Though manufacturers like Samsung and HTC are having a field day customizing Ice Cream Sandwich, ASUS is sticking to a different strategy: loading up its tablets with a stock version of Android 4.0.3, and peppering it with a few extra apps and widgets (all uninstallable, fortunately).
As for those pre-installed apps, the list includes Amazon's Kindle reader; App Backup (along with the separate App Backup & Restore); App Locker for password-protecting applications; a shortcut to get Glowball; ASUS MyCloud, My Library and MyNet; Netflix; Photoshop Express; SuperNote; Temple Run; the Zinio magazine store; and a shortcut to the games section of TegraZone (we were being dead-serious about NVIDIA's marketing clout, folks). Users also get 8GB of free lifetime ASUS WebStorage, which is a twist over the way ASUS treated the OG Transformer (in that case, customers received unlimited storage, which was only free for the first year).

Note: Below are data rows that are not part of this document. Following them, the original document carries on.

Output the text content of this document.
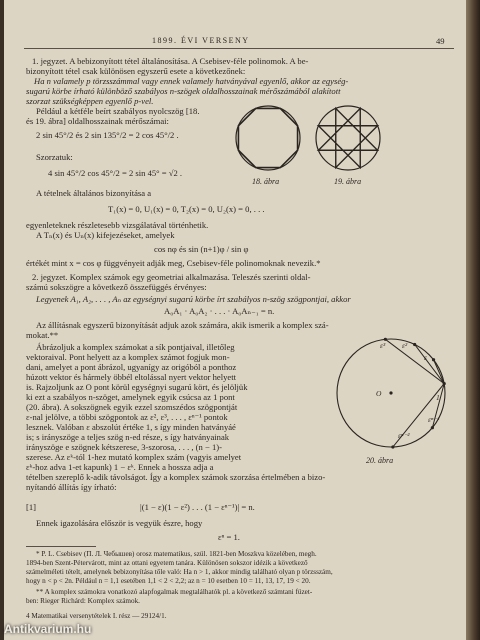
1899. ÉVI VERSENY	49
1. jegyzet. A bebizonyított tétel általánosítása. A Csebisev-féle polinomok. A be-
bizonyított tétel csak különösen egyszerű esete a következőnek:
Ha n valamely p törzsszámmal vagy ennek valamely hatványával egyenlő, akkor az egység-
sugarú körbe írható különböző szabályos n-szögek oldalhosszainak mérőszámából alakított
szorzat szükségképpen egyenlő p-vel.
Például a kétféle beírt szabályos nyolcszög [18.
és 19. ábra] oldalhosszainak mérőszámai:
2 sin 45°/2 és 2 sin 135°/2 = 2 cos 45°/2 .
Szorzatuk:
4 sin 45°/2 cos 45°/2 = 2 sin 45° = √2 .
A tételnek általános bizonyítása a
T₁(x) = 0, U₁(x) = 0, T₂(x) = 0, U₂(x) = 0, . . .
egyenleteknek részletesebb vizsgálatával történhetik.
A Tₙ(x) és Uₙ(x) kifejezéseket, amelyek
cos nφ és sin (n+1)φ / sin φ
értékét mint x = cos φ függvényeit adják meg, Csebisev-féle polinomoknak nevezik.*
18. ábra	19. ábra
2. jegyzet. Komplex számok egy geometriai alkalmazása. Teleszés szerinti oldal-
számú sokszögre a következő összefüggés érvényes:
Legyenek A₁, A₂, . . . , Aₙ az egységnyi sugarú körbe írt szabályos n-szög szögpontjai, akkor
A₀A₁ · A₀A₂ · . . . · A₀Aₙ₋₁ = n.
Az állításnak egyszerű bizonyítását adjuk azok számára, akik ismerik a komplex szá-
mokat.**
Ábrázoljuk a komplex számokat a sík pontjaival, illetőleg
vektoraival. Pont helyett az a komplex számot fogjuk mon-
dani, amelyet a pont ábrázol, ugyanígy az origóból a ponthoz
húzott vektor és hármely öbbél eltolással nyert vektor helyett
is. Rajzoljunk az O pont körül egységnyi sugarú kört, és jelöljük
ki ezt a szabályos n-szöget, amelynek egyik csúcsa az 1 pont
(20. ábra). A sokszögnek egyik ezzel szomszédos szögpontját
ε-nal jelölve, a többi szögpontok az ε², ε³, . . . , εⁿ⁻¹ pontok
lesznek. Valóban ε abszolút értéke 1, s így minden hatványáé
is; s irányszöge a teljes szög n-ed része, s így hatványainak
irányszöge e szögnek kétszerese, 3-szorosa, . . . , (n − 1)-
szerese. Az εᵏ-tól 1-hez mutató komplex szám (vagyis amelyet
εᵏ-hoz adva 1-et kapunk) 1 − εᵏ. Ennek a hossza adja a
tételben szereplő k-adik távolságot. Így a komplex számok szorzása értelmében a bizo-
nyítandó állítás így írható:
O	1
ε
ε²
ε³
εⁿ⁻²
εⁿ⁻¹
20. ábra
[1]	|(1 − ε)(1 − ε²) . . . (1 − εⁿ⁻¹)| = n.
Ennek igazolására először is vegyük észre, hogy
εⁿ = 1.
* P. L. Csebisev (П. Л. Чебышев) orosz matematikus, szül. 1821-ben Moszkva közelében, megh.
1894-ben Szent-Pétervárott, mint az ottani egyetem tanára. Különösen sokszor idézik a következő
számelméleti tételt, amelynek bebizonyítása tőle való: Ha n > 1, akkor mindig található olyan p törzsszám,
hogy n < p < 2n. Például n = 1,1 esetében 1,1 < 2 < 2,2; az n = 10 esetben 10 = 11, 13, 17, 19 < 20.
** A komplex számokra vonatkozó alapfogalmak megtalálhatók pl. a következő számtani füzet-
ben: Rieger Richárd: Komplex számok.
4 Matematikai versenytételek I. rész — 29124/1.
Antikvarium.hu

In addition to industrial design, another key way in which the TF300 takes after the Prime is in image quality. Now, the basic Transformer tablet has an8-megapixel, backlit-illuminated CMOS sensor with an f.2.2 lens. That's not hugely different from the Prime's 8-megapixel sensor and f/2.4 lens, except the Prime also has an LED flash for lower-light shots. Even so, this makes for a welcome improvement over the 5-megapixel camera included on last year's model. And though megapixels aren't everything, it also has the potential to trump the 3-megapixel shooter on the Galaxy Tab 2 10.1, which also doesn't have a flash. And we're definitely comfortable saying this is a better deal than the $350 Acer Iconia Tab A200, which for a similar price has no rear camera at all, and isn't even necessarily thinner or lighter for lack of that extra hardware.
hough the TF300's price is fairly low, there thankfully isn't that big of a catch. Even as more mid-range, 10-inch Android tablets start hitting the market, the second-gen Transformer still feels like the best deal, with smooth, Tegra 3-powered gaming, good endurance and an understated design that calls to mind ASUS' other Transformer, the $500 Prime.